Motorcycles show the growth potential. In 2010, sub-Saharan Africa had a fleet of 5 million motorcycles. By 2022, it had 27 million. For millions of Africans, they are the backbone of daily life. Electrifying this market could be practical and transformative. Electric two- and three-wheelers are more affordable than cars and could account for half of all sales by 2040. They also create employment beyond riders themselves, in assembly, repairs, sales, battery-swapping, and charging infrastructure. In countries grappling with youth unemployment, this is industrial policy and social policy rolled into one.
Rwanda is already showing what it looks like to tailor solutions to local contexts. Despite a weak national grid, the government has pledged to convert 100,000 motorcycles to electric. Local startups are experimenting with solar-powered charging, battery-swapping networks, and mini-grids that bypass the main electricity system. The model proves that sustainable solutions can be built from the ground up.
Meanwhile, Spiro, a Nairobi-based electric mobility company, will open an assembly plant in Ogun State, Nigeria, next March. The plant will produce 100,000 electric bikes and localize battery and three-wheeler manufacturing.
These are good examples of important e-mobility developments in the region that could drive social, economic, and sustainable development.
Unleashing Africa’s sustainable growth
What governments choose to do next will also determine how fast this market takes off. Nigeria is offering a 10-year tax relief to local manufacturers in exchange for 30 percent domestic production of EVs by 2032. South Africa, home to one of Africa’s biggest automotive industries, has built electric mobility into its Just Energy Transition Investment Plan as a driver of future growth and employment.

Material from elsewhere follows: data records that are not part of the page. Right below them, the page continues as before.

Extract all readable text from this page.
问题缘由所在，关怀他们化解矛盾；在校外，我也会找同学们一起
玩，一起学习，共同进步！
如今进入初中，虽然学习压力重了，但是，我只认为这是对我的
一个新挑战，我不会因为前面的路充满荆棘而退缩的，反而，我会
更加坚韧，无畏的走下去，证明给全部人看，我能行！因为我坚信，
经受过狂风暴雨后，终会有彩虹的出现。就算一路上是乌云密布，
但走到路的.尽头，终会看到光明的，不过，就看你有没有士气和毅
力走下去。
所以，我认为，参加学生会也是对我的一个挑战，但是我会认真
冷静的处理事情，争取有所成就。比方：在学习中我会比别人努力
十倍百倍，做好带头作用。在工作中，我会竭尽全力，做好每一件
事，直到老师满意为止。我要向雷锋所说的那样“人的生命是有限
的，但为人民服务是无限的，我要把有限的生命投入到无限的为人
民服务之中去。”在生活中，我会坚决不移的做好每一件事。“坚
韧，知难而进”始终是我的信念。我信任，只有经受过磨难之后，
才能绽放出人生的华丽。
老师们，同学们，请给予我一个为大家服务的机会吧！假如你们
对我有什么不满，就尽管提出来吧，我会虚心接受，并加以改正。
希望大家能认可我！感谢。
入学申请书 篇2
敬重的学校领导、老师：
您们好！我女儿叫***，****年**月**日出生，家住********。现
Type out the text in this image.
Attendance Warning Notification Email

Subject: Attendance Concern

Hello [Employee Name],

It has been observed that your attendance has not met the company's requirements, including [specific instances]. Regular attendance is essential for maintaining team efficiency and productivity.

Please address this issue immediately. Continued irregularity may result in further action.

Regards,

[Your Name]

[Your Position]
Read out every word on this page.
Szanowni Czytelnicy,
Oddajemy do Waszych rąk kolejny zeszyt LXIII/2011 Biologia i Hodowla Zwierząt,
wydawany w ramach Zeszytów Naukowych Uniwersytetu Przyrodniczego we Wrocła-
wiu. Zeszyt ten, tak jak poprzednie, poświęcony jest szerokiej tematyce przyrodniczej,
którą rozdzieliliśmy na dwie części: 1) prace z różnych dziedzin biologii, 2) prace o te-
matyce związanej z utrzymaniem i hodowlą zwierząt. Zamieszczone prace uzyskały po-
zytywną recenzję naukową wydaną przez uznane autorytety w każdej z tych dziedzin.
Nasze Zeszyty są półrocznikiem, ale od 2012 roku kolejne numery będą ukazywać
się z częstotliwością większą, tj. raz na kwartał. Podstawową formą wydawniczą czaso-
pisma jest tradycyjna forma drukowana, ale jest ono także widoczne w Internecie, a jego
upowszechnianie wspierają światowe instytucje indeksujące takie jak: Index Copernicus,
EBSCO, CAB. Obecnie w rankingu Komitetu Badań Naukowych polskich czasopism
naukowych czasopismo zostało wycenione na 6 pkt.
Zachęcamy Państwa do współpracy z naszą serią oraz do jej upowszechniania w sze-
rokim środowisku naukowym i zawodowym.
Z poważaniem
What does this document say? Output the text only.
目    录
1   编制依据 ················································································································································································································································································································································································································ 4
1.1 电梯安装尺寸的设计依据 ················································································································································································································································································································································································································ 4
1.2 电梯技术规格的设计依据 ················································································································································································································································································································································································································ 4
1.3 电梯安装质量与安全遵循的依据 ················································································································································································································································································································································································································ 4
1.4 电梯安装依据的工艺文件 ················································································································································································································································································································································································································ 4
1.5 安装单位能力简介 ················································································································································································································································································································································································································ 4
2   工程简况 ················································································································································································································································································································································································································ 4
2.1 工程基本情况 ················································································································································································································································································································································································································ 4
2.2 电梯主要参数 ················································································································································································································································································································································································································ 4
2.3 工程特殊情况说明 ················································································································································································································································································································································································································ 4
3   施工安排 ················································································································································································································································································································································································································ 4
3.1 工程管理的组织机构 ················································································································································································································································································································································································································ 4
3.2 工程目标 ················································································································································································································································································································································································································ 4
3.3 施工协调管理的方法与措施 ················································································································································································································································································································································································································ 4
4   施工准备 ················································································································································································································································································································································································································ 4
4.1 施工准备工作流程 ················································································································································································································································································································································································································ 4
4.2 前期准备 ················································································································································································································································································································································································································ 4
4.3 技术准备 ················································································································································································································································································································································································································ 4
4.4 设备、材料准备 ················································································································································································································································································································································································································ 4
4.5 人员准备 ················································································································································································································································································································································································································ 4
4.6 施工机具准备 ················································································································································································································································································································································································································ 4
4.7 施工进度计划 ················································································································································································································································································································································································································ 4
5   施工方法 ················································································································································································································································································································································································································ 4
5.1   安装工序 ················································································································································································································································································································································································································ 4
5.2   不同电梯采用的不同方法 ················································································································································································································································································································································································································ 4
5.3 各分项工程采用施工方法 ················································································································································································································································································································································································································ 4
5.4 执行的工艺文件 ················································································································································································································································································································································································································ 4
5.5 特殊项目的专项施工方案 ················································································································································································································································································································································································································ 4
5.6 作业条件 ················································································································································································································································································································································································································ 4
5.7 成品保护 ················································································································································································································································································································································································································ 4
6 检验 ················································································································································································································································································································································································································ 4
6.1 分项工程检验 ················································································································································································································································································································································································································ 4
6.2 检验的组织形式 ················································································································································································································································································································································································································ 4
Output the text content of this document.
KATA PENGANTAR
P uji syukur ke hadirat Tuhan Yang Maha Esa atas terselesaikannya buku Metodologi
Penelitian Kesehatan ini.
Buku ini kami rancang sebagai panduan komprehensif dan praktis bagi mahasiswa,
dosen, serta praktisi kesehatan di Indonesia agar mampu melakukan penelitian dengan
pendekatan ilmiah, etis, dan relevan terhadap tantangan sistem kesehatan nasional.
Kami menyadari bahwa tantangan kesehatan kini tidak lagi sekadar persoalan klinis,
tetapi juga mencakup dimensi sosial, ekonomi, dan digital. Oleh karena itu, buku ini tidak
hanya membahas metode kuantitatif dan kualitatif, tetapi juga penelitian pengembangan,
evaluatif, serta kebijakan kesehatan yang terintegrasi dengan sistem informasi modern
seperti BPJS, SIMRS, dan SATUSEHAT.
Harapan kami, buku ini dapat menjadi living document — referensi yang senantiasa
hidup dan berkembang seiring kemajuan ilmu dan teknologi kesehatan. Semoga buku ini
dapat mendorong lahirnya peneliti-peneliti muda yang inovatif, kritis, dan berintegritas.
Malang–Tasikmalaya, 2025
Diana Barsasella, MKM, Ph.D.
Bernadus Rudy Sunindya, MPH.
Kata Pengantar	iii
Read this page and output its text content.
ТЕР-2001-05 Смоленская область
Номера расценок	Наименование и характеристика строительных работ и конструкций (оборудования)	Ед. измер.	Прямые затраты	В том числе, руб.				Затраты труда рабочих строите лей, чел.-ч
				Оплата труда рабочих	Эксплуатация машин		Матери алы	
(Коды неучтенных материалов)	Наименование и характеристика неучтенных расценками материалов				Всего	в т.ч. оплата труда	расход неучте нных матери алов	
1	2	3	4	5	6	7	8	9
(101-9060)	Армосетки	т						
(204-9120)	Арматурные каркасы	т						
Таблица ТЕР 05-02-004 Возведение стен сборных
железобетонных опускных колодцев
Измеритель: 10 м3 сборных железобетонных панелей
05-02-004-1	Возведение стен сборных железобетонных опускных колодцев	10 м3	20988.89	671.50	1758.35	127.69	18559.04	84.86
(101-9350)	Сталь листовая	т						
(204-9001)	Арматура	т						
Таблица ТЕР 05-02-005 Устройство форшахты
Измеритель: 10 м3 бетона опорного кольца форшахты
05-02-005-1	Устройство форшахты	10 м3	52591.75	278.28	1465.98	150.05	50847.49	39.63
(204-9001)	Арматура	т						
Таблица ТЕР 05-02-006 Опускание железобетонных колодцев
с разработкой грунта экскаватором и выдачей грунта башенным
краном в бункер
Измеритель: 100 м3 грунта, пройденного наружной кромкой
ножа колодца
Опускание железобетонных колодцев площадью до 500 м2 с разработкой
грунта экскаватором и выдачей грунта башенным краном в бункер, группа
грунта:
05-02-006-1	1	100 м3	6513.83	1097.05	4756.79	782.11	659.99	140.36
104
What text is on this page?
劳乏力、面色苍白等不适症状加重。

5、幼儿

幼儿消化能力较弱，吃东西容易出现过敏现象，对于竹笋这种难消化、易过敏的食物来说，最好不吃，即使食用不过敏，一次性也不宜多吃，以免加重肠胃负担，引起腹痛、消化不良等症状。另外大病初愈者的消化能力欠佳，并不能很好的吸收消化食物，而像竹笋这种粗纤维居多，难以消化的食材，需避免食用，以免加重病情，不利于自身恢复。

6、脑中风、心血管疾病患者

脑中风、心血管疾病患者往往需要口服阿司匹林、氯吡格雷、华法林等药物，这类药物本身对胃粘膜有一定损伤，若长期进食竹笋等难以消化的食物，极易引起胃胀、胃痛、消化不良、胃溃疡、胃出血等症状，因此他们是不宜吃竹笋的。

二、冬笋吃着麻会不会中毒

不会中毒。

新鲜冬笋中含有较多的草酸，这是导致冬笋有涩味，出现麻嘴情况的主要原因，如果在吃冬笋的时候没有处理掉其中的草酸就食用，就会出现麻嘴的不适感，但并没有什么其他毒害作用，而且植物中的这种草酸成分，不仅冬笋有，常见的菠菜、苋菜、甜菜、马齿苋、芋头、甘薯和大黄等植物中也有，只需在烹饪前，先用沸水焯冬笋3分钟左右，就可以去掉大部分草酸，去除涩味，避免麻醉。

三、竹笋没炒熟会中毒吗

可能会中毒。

Other countries are fostering domestic demand through tariff cuts on EV imports.
While this is positive, regional markets remain fragmented, and policy signals could be more consistent. International financing is still scarce. As the world gathers in Addis Ababa for the Africa Climate Summit this week, we have a chance to remove some of these bottlenecks and scale what’s working.
If governments can support with the right regulatory environment, the private sector is ready to deliver. Businesses are breaking ground on new sustainable industries. Cities are designing mobility systems around renewable energy. Youth entrepreneurs are experimenting with new business models based on sustainable solutions. This is what a climate action agenda should look like.
The opportunities are extensive, reaching low-carbon steel, sustainable agriculture, hydrogen-based solutions and more. If we align now, Africa can accelerate its development through a sustainability-driven strategy, becoming both a global solutions hub and a driver of shared prosperity.
Dan Ioschpe is a COP30 Climate High-Level champion.